Was Christopher Columbus tipped off? Italians may have known about North America 150 years before him!

MILAN, Italy — Christopher Columbus supposedly stumbled upon North America while trying to find a new route to India. Now, however, a new fascinating piece of research suggests he may have heard whispers about the far-off land that would one day become America long before setting sail.

Scientists from the University of Milan report that sailors from Columbus’ hometown of Genoa, Italy may have been aware of North America 150 years before its official “discovery.”

These findings are based on a recent analysis of a document written by Milanese friar Galvaneus Flamma around the year 1345. This centuries-old essay indicates that sailors from Genoa were already aware of a land called Markland / Marckalada. Importantly, “Markland” is also mentioned in various Icelandic sources from that time period and even earlier. According to scientists’ calculations, Markland was likely the Atlantic coast of North America, which would be modern day Labrador or Newfoundland.

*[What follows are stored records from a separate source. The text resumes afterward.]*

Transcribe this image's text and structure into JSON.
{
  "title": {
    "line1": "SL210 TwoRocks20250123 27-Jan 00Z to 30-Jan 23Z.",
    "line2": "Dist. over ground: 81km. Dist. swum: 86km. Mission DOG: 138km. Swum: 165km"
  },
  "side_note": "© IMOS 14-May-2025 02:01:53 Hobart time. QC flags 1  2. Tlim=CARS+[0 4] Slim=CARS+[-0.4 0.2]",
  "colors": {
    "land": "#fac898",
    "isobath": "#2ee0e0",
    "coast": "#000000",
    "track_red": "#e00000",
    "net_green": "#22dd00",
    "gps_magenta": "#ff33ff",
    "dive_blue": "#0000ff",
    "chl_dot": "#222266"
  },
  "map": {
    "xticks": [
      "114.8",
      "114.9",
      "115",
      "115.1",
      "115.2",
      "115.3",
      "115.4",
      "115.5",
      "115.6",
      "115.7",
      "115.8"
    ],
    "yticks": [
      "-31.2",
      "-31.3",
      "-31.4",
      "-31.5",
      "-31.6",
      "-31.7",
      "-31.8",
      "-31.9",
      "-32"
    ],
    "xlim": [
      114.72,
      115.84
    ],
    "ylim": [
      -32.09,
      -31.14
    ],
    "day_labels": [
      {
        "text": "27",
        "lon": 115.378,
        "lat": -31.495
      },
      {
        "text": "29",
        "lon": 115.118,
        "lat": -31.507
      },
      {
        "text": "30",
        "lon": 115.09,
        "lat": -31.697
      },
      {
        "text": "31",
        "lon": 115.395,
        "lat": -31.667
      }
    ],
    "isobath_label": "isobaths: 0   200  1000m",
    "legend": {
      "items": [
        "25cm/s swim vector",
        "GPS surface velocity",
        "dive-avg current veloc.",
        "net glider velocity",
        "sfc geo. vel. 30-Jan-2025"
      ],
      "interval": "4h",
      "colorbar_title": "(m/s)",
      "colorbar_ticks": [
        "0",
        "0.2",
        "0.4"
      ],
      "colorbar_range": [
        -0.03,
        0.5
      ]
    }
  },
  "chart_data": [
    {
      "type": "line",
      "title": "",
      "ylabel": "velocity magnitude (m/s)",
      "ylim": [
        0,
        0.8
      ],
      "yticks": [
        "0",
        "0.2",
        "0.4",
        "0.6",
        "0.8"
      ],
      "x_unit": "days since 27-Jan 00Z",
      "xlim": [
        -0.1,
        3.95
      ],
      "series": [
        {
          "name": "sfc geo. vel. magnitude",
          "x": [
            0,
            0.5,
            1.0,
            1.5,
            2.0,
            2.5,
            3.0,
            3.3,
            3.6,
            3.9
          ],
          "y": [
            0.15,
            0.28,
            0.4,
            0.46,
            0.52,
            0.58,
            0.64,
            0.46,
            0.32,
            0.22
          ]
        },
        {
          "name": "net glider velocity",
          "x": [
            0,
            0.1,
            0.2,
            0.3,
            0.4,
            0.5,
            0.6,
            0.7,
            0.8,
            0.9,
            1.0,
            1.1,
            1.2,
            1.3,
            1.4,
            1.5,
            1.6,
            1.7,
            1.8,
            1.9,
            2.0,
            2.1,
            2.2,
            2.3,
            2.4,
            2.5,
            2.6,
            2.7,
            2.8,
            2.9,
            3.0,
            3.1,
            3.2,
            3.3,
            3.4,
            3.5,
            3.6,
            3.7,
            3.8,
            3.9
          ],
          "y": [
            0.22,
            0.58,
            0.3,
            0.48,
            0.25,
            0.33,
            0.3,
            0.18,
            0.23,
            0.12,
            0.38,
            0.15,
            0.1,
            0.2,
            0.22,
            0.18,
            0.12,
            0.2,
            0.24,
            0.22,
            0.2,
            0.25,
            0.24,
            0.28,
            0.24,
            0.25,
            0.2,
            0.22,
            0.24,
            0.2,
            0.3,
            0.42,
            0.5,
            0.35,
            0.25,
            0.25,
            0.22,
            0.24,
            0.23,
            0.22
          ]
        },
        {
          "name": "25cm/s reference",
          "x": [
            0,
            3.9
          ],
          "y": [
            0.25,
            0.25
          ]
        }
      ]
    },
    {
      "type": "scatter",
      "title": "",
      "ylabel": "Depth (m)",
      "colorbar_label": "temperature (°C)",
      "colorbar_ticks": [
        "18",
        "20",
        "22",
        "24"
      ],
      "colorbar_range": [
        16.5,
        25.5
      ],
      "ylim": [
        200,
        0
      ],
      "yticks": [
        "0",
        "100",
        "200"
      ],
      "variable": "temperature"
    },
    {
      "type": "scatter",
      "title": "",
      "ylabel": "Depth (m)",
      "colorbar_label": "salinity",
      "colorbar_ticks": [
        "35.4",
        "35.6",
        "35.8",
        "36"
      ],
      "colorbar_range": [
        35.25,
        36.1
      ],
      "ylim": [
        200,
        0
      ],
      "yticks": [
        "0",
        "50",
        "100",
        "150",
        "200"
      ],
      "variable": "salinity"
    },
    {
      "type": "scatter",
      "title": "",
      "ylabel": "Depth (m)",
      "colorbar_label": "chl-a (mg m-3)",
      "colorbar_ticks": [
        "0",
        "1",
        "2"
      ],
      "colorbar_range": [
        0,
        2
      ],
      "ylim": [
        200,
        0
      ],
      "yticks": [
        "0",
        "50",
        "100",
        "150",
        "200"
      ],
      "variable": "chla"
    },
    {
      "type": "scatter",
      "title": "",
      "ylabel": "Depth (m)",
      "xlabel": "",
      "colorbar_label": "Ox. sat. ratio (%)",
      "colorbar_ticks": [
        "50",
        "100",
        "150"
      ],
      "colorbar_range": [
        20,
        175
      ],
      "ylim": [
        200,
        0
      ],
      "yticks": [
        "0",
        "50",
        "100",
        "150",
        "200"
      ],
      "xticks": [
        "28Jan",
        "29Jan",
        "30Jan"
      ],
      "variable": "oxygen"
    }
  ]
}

“We are in the presence of the first reference to the American continent, albeit in an embryonic form, in the Mediterranean area,” says study leader Professor Paolo Chiesa, from the Department of Literary Studies, Philology and Linguistics at the University of Milan, in a media release.

How Galvaneus’ findings add to mystique of Christopher Columbus

Galvaneus, a Dominican friar who was well-connected and respected in that region of Northern Italy at the time, is as reliable a source as one can hope for when dealing with centuries-old subject matter. Galvaneus wrote several historical literary pieces in Latin, and is considered a valuable firsthand source on Milan and Genoa at that time.

The document in question, Cronica universalis, may be his last literary project, as it appears somewhat unfinished. Regardless, this ambitious piece of work set out to document the history of the entire world up until that point.

Prof. Chiesa explains that at that point in European and world history, Genoa would have been a gateway for news entering Europe from far-off lands. Galvaneus writes of hearing about rumors from sailors of lands to the extreme northwest that will one day produce great profits. The friar also mentioned accurate details pertaining to Greenland at the time, adding further credence to the legitimacy of his recordings.

As far as why Mackland wasn’t formally classified as a new country or land back then? “These rumors were too vague to find consistency in cartographic or scholarly representations,” explains Chiesa. “The Cronica universalis brings unprecedented evidence to the speculation that news about the American continent, derived from Nordic sources, circulated in Italy one and half centuries before Columbus. What makes the passage (about Marckalada) exceptional is its geographical provenance: not the Nordic area, as in the case of the other mentions, but northern Italy.”

“The Marckalada described by Galvaneus is ‘rich in trees’, not unlike the wooded Markland of the Grœnlendinga Saga, and animals live there,” he adds. “These details could be standard, as distinctive of any good land; but they are not trivial, because the common feature of northern regions is to be bleak and barren, as actually Greenland is in Galvaneus’s account, or as Iceland is described by Adam of Bremen.”

‘No reason to disbelieve him’

All in all, Prof. Chiesa and his team believe the Cronica universalis should be “trusted” because Galvaneus’ work suggests a high level of detail and research. He always references where he heard certain oral stories or rumors, and routinely backs up statements with various sources.

“I do not see any reason to disbelieve him,” he says. “It has long been noticed that the fourteenth-century portolan (nautical) charts drawn in Genoa and in Catalonia offer a more advanced geographical representation of the north, which could be achieved through direct contacts with those regions. These notions about the northwest are likely to have come to Genoa through the shipping routes to the British Isles and to the continental coasts of the North Sea.”

“We have no evidence that Italian or Catalan seafarers ever reached Iceland or Greenland at that time, but they were certainly able to acquire from northern European merchant goods of that origin to be transported to the Mediterranean area,” Prof. Chiesa concludes. “The marinarii mentioned by Galvaneus can fit into this dynamic: the Genoese might have brought back to their city scattered news about these lands, some real and some fanciful, that they heard in the northern harbors from Scottish, British, Danish, Norwegian sailors with whom they were trading.”

The study is published in Terrae Incognitae.